7.11.1 An Optimal Dose of Irradiation and Regimen of Chemotherapy
A randomized controlled study (RTOG9405/INT0123) carried out by the RTOG that compared chemoradiotherapy using standard-dose (50.4 Gy) and high-dose (64.8 Gy) radiation in patients with T1-4N0-1M0 esophageal carcinoma (corresponding to UICC-TNM classification, 2002 edition) revealed no superiority of high-dose radiation over standard-dose radiation in terms of the median survival time, the 2-year survival rate, and the local control rate and concluded that the standard radiation dose for chemoradiotherapy using a combination of 5-FU plus cisplatin should be 50.4 Gy (1.8 Gy × 28 times) as described above [28]. On the other hand, a radiation dose of 60 Gy has been used commonly in Japan. Although the standard radiation dose has not yet been established in Japan, change to 1.8 Gy/fraction × 28 times (total dose of 50.4 Gy) is now under clinical investigation.
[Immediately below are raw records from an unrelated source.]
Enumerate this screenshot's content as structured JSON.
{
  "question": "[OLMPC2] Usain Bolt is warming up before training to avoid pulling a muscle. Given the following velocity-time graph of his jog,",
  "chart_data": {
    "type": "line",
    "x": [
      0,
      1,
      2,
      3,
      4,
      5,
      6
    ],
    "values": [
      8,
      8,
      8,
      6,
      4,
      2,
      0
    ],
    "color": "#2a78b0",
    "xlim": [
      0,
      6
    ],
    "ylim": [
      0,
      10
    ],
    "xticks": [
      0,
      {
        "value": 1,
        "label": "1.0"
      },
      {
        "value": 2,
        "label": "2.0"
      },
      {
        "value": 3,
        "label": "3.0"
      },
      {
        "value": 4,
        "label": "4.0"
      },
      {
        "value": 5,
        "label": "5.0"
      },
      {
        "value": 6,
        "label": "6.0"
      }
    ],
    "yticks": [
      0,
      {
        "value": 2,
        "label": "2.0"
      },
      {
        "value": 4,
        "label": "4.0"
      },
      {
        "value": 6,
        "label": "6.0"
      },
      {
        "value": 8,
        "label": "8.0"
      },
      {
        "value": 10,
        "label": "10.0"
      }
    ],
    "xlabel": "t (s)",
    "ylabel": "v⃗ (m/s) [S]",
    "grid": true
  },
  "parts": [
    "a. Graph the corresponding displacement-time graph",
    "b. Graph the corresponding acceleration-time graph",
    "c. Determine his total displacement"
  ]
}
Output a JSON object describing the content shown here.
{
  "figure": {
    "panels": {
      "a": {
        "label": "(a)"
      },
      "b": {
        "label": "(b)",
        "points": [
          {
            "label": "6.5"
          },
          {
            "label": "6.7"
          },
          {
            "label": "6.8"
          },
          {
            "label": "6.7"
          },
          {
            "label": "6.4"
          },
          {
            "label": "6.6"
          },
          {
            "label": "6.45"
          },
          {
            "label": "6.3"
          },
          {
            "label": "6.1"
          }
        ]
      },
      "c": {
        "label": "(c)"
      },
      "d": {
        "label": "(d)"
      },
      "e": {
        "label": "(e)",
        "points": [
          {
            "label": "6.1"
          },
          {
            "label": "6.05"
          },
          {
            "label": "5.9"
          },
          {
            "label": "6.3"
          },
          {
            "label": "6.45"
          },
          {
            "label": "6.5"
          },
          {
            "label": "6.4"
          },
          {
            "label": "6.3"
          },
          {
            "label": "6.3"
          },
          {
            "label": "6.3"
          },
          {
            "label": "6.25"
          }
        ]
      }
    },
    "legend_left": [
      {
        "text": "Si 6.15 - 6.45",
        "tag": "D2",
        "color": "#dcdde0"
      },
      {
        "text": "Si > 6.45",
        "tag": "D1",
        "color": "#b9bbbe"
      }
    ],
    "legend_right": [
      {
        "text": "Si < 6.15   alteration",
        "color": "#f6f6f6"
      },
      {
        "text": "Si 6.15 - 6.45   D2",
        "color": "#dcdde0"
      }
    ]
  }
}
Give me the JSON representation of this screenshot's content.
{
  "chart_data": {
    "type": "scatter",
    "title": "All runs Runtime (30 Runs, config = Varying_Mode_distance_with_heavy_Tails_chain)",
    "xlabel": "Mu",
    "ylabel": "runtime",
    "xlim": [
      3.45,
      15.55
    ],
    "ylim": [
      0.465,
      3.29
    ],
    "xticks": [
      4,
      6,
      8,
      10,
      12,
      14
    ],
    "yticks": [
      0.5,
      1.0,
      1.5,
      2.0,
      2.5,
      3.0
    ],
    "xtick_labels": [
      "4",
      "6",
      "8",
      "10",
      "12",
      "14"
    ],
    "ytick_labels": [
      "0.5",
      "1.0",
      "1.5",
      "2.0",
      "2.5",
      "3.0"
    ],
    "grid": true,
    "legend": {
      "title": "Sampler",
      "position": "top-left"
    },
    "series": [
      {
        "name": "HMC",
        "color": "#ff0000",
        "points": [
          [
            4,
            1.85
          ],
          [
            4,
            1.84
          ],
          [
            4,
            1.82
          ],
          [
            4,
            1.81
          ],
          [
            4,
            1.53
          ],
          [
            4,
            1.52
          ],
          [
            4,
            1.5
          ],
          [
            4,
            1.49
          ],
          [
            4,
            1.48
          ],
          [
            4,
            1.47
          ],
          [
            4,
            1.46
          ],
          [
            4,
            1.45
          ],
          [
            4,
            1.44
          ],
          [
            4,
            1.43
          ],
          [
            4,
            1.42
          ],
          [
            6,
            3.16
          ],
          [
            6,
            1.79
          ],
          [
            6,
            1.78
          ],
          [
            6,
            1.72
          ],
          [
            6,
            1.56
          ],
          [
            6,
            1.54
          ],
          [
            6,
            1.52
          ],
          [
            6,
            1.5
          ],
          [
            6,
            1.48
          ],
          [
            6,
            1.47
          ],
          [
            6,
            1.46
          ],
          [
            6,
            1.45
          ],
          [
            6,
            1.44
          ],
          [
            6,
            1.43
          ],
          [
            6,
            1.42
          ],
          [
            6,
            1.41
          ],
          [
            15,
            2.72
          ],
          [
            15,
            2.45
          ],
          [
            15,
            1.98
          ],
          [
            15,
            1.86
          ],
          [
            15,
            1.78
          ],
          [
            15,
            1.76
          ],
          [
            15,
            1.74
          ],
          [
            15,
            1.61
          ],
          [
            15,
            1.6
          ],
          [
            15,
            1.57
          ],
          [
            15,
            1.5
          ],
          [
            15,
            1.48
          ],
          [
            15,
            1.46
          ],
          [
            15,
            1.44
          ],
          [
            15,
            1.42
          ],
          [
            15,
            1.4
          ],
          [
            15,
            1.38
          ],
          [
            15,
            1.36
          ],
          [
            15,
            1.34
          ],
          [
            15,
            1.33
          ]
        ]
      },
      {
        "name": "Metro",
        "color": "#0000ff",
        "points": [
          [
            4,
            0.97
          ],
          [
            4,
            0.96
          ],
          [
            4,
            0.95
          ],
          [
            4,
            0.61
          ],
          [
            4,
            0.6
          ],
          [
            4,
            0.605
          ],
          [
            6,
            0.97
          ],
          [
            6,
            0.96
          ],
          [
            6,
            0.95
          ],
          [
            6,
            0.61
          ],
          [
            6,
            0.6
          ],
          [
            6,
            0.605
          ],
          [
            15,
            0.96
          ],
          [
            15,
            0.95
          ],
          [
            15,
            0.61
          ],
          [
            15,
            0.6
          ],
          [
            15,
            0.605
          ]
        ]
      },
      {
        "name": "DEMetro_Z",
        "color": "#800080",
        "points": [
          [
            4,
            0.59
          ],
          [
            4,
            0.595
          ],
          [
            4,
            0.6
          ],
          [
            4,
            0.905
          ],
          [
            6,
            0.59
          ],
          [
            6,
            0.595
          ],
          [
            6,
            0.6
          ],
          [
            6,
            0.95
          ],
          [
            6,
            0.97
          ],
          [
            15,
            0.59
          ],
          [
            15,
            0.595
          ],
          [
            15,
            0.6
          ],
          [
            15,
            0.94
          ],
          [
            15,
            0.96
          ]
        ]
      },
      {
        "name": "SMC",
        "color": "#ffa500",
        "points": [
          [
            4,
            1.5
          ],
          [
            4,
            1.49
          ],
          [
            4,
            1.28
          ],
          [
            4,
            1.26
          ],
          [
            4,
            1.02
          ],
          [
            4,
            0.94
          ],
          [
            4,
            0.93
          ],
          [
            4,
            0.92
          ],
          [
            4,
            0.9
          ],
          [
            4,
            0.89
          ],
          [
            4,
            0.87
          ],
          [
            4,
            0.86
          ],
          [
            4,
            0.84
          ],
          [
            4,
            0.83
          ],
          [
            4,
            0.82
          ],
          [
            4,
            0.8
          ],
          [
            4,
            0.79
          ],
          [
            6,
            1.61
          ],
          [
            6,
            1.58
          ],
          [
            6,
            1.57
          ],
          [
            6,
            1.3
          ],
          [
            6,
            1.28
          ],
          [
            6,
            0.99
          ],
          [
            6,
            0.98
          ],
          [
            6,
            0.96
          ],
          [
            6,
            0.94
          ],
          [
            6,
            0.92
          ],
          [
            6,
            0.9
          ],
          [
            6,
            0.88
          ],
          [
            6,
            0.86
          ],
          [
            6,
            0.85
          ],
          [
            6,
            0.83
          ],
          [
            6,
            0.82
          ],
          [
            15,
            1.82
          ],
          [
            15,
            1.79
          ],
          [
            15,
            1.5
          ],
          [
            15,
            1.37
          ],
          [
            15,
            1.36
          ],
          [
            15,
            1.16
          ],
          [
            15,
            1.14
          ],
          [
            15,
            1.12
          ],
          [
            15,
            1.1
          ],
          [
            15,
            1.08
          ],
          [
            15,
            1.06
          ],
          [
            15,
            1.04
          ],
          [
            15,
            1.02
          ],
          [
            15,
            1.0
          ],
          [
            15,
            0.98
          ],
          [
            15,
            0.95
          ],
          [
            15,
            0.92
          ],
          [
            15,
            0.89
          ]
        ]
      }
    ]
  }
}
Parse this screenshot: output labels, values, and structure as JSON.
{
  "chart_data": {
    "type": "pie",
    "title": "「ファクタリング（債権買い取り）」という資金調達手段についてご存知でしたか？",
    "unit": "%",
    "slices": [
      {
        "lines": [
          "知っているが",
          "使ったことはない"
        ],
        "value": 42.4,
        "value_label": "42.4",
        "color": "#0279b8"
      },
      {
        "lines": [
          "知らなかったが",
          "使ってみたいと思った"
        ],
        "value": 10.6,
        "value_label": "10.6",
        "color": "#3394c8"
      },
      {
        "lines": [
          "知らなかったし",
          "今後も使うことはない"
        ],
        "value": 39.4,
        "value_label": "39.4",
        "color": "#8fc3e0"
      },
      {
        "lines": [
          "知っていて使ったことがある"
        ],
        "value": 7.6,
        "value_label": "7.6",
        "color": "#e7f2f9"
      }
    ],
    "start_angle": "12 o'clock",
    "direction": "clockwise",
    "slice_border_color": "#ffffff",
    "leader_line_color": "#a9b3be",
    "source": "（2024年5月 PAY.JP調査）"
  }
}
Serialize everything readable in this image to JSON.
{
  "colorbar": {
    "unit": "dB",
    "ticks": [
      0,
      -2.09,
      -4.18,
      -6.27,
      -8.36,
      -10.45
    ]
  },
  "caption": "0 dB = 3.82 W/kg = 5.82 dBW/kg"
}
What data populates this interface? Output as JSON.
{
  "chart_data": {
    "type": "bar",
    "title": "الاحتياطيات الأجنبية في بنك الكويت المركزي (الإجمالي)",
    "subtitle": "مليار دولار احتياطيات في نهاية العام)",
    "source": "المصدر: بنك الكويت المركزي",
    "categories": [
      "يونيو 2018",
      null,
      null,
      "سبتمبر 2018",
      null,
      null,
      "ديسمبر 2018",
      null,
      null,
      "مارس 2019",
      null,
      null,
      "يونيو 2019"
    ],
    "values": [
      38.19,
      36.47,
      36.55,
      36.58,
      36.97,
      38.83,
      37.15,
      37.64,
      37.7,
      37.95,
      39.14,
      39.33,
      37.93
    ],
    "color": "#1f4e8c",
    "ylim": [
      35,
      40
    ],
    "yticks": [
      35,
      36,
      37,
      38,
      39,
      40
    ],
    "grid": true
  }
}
The standard chemotherapy regimen for concurrent chemoradiation is 5-FU + cisplatin. In the RTOG9405/INT0123 study, a course of 4-day continuous intravenous infusion of 5-FU at 1,000 mg/m2/day plus intravenous cisplatin at 75 mg/m2 on day 1 was repeated every 4 weeks up to a total of 4 courses (concurrent radiation was used in the initial 2 courses) [28]. In Japan, although use of the 5-FU + cisplatin regimen is variable, a phase II clinical study (JCOG9708) of chemoradiotherapy (5-FU + cisplatin + irradiation of 60 Gy) for cases of stage I esophageal carcinoma (T1N0M0, UICC-TNM classification, 1997 edition [*corresponding to stage IA: T1N0M0 in the 2009 edition]) conducted by JCOG used 2 courses of 4-day continuous intravenous drip infusion of 5-FU at 700 mg/m2/day plus intravenous drip infusion of cisplatin at 70 mg/m2 on day 1 repeated every 4 weeks. In the JCOG9708 study, the complete response rate was 87.5 %, the 4-year survival rate was 80.5 %, and the 4-year progression-free survival rate was 68 %, suggesting equivalent results to those of surgery [33]. Currently, a phase III clinical study (JCOG0502) comparing definitive chemoradiotherapy with surgery alone is under investigation. In another phase II JCOG study (JCOG9906) of chemoradiotherapy (5-FU + cisplatin + irradiation of 60 Gy) performed in cases of resectable stage II–III esophageal carcinoma, a course of 5-day continuous intravenous infusion of 5-FU at 400 mg/m2/day for 2 weeks plus intravenous cisplatin at 40 mg/m2 on days 1 and 8 was repeated every 5 weeks for a total of 4 courses (the initial 2 courses were combined with concurrent irradiation) [34]. On the other hand, the introduction of chemotherapy according to the RTOG regimen is now under investigation in Japan.